From \(h{/}r < 1\), the rake angle has no influence anymore on the chip formation: the material is in contact only with the cutting edge radius. The effective rake angle is negative and the tool cannot be considered as sharp. Only the value of the cutting edge radius of the tool influences the chip formation and ploughing becomes significant, as well as the elastic spring-back.

It is clear that the minimum chip thickness is not a single value but rather a range of values. According to the chip morphology and the cutting forces, the minimum chip thickness is between 2.5 and 5 \(\upmu \hbox {m}\). The value from the specific energy evolution would be less than 10 \(\upmu \hbox {m}\), which is confirmed by the numerical evolution of the elastic spring-back of the workpiece. In the end, the minimum chip thickness, for the cutting conditions and the material considered, would be higher than 2.5 \(\upmu \hbox {m}\), i.e. 25 % of the cutting edge radius of the tool. This value is close to what is generally observed in the literature for other materials and cutting conditions [6, 7, 9].

8 Conclusions

The experimental and numerical study of the influence of the uncut chip thickness on the chip formation showed that the morphology evolves and that the cutting refusal is reached when the uncut chip thickness is too low. An evolution in the chip formation process was identified and it became discontinuous for small uncut chip thicknesses, going away from that of macro-cutting.

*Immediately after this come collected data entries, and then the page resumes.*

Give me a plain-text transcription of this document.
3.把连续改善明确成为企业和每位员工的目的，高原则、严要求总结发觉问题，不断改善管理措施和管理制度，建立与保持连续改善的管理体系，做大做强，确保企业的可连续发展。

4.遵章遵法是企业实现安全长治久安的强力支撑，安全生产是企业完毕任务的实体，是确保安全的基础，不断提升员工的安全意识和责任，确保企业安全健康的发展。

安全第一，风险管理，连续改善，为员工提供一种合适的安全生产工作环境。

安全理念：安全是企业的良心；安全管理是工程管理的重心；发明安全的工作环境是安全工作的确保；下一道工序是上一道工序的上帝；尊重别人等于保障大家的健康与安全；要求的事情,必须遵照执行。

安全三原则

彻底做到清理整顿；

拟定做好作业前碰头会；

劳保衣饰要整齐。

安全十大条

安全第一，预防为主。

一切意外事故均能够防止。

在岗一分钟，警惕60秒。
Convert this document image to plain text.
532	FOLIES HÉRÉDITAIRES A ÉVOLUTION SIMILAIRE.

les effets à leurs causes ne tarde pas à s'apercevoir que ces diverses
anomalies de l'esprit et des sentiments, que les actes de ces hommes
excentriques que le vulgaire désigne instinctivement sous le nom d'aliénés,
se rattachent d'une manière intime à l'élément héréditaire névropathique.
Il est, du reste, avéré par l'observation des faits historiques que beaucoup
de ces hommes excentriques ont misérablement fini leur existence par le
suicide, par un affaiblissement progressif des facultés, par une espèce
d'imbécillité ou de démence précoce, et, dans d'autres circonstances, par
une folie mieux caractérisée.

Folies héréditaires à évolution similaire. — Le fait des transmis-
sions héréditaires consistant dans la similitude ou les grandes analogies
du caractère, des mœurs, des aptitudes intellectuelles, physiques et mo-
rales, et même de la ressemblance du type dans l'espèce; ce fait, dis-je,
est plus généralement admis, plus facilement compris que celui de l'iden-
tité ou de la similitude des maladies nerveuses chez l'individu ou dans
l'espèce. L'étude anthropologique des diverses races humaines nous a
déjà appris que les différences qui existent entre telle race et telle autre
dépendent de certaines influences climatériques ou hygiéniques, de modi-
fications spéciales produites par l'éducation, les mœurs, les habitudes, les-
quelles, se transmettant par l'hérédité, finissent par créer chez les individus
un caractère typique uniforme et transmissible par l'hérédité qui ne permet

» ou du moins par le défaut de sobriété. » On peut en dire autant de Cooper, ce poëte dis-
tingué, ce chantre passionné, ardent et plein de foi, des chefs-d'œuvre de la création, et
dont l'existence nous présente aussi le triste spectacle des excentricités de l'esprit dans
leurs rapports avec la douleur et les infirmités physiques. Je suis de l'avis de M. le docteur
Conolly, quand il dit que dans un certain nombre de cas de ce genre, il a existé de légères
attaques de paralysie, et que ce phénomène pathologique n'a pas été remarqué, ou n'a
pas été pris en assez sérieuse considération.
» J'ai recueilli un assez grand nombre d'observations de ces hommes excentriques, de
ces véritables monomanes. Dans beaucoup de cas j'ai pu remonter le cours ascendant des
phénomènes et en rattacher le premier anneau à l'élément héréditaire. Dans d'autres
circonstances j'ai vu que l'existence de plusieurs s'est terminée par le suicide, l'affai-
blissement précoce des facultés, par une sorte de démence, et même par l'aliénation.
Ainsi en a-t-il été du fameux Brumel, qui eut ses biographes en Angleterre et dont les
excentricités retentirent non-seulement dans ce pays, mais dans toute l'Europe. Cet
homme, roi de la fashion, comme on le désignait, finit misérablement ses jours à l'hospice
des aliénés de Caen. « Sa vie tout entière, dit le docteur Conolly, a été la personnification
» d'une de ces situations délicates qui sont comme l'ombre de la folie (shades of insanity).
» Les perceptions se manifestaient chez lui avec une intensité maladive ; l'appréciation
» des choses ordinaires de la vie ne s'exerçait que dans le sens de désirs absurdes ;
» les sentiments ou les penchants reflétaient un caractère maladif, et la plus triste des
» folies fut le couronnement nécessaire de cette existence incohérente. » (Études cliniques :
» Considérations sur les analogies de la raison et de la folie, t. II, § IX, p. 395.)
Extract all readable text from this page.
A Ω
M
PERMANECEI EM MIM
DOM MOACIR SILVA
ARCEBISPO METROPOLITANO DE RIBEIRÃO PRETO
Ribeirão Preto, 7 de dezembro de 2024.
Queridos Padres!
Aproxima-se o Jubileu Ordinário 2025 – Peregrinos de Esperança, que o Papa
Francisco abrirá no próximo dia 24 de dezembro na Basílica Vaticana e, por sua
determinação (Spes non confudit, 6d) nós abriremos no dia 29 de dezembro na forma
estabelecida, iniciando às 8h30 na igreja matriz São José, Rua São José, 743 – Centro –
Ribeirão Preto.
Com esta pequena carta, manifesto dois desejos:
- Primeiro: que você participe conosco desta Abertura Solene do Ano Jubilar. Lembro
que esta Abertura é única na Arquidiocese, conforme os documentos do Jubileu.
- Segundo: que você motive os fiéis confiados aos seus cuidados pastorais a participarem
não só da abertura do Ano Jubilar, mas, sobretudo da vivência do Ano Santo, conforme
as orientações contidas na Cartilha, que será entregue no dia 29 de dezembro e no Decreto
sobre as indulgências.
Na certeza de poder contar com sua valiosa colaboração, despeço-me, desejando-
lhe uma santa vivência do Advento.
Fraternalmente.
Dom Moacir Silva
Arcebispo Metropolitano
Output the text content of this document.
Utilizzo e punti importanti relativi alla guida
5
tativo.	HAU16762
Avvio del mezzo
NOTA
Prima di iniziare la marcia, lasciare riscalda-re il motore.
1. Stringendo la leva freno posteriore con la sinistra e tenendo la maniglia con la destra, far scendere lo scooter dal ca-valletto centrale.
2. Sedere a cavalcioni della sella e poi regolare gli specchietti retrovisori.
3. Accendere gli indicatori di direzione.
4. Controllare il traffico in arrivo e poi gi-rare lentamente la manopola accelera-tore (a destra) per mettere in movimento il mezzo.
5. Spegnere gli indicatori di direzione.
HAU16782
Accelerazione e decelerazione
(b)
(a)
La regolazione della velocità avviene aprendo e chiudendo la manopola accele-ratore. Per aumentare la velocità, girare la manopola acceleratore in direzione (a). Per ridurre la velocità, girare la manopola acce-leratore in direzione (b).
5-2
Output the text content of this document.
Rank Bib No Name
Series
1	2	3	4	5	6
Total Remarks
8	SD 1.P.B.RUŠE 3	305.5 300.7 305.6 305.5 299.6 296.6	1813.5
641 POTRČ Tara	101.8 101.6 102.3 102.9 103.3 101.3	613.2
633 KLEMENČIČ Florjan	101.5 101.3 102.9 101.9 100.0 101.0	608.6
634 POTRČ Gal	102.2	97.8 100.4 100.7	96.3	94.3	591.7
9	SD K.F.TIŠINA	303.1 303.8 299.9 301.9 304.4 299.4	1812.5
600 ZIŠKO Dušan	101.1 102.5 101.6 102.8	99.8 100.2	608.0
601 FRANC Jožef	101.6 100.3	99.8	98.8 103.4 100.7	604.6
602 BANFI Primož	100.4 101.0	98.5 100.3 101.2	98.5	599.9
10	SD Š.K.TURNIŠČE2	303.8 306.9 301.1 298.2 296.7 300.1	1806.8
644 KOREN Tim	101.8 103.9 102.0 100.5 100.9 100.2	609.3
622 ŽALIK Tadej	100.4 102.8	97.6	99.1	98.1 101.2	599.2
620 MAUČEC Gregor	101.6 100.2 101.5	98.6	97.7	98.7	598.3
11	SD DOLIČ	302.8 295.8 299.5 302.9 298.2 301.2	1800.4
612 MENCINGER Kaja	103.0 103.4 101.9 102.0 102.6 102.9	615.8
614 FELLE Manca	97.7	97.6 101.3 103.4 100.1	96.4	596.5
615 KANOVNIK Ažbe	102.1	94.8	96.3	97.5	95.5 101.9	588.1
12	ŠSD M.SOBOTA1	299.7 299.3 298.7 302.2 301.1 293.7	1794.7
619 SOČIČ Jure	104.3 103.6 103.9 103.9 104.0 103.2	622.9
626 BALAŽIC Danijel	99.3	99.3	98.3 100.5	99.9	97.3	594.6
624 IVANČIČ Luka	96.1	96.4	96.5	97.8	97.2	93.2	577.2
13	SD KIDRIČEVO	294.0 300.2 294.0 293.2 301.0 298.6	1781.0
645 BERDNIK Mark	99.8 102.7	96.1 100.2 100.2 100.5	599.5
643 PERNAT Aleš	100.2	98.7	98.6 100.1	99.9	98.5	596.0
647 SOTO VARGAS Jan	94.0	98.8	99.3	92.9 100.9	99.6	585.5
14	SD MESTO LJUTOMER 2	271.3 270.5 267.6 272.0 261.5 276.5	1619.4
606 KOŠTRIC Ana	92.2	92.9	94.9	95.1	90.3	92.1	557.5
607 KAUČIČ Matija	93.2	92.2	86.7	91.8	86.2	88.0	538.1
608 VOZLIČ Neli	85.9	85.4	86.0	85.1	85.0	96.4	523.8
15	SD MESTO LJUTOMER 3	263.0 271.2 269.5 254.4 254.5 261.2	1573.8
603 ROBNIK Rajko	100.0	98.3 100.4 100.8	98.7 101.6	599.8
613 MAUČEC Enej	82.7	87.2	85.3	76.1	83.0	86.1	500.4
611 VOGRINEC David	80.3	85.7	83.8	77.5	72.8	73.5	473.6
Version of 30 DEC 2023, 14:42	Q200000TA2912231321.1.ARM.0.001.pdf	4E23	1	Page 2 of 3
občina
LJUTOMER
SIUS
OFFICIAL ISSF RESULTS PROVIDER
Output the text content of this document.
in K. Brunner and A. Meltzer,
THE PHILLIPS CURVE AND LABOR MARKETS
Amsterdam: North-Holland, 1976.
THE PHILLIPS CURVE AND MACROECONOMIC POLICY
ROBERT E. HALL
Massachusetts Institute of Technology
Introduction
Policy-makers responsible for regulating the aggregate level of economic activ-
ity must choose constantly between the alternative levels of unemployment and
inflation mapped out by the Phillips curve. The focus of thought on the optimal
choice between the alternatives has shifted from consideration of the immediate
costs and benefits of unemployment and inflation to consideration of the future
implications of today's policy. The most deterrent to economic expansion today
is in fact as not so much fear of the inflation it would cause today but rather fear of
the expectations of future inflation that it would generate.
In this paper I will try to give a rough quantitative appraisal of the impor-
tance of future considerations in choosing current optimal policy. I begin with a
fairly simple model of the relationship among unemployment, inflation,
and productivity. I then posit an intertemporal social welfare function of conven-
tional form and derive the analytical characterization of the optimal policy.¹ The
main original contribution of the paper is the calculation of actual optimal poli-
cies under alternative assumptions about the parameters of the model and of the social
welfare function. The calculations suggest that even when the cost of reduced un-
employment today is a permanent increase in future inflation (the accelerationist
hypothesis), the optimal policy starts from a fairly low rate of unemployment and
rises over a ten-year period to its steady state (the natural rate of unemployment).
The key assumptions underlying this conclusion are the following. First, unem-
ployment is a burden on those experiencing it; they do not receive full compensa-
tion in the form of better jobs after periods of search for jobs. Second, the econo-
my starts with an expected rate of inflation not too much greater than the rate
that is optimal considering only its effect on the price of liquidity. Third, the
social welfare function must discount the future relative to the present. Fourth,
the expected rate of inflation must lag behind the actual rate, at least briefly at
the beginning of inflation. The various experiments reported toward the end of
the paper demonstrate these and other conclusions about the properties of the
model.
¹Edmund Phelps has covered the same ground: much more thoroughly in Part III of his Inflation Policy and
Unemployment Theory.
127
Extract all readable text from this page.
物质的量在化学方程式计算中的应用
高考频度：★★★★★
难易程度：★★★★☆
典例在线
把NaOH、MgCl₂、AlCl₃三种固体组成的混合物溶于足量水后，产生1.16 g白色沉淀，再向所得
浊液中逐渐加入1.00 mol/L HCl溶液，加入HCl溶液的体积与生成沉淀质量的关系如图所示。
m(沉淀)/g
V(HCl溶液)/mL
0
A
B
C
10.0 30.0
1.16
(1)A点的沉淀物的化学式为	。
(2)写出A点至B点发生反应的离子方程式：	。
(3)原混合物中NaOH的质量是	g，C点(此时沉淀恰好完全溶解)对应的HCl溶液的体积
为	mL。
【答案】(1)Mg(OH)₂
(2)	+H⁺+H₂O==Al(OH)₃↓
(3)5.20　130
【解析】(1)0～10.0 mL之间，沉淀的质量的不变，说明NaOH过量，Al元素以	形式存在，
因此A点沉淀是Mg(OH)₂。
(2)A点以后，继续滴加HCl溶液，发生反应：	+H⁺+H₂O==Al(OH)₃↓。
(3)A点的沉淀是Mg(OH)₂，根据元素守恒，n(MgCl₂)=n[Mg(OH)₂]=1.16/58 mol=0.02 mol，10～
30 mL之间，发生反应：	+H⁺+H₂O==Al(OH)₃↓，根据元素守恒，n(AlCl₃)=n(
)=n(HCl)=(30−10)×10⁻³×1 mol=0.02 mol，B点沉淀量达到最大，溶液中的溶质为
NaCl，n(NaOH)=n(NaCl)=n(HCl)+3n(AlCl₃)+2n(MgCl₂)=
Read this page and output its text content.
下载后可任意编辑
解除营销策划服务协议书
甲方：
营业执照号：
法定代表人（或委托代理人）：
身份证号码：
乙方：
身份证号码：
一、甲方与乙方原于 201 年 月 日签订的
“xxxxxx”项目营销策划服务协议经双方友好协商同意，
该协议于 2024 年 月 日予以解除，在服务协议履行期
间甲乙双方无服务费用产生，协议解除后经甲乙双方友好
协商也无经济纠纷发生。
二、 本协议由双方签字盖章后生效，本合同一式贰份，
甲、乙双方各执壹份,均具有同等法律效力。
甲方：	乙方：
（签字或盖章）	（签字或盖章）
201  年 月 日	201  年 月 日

The modeled forces were globally close to the measurements as well as the evolution of the ratio of the feed force by the cutting force. The inversion of that ratio below very small values of the uncut chip thickness indicated the change in the mechanism. The specific cutting energy evolutions were nonlinear, in accordance with the size effect reported in the literature and experimentally observed. The numerical model gave information on the elastic spring-back of the workpiece. It increased significantly for the small uncut chip thicknesses and could not be neglected anymore.

The numerical model was able to produce results close to the experiments for the eight cutting conditions. The modifications in the chip formation mechanism due to the reduction of the uncut chip thickness were correctly handled. All the specificities of the micro-cutting were identified and close to the experimental values. The model allowed therefore to consider macro and micro orthogonal cutting with no other modification than the uncut chip thickness.

The minimum chip thickness has been estimated experimentally and numerically at minimum 25 % of the cutting edge radius and the results were in accordance. To go further, in orthogonal cutting, the heterogeneity of the machined material could be taken into account. The presented model is however able to give results close to the experiments and it reproduces qualitatively the trends, which may be enough depending on the required level of details.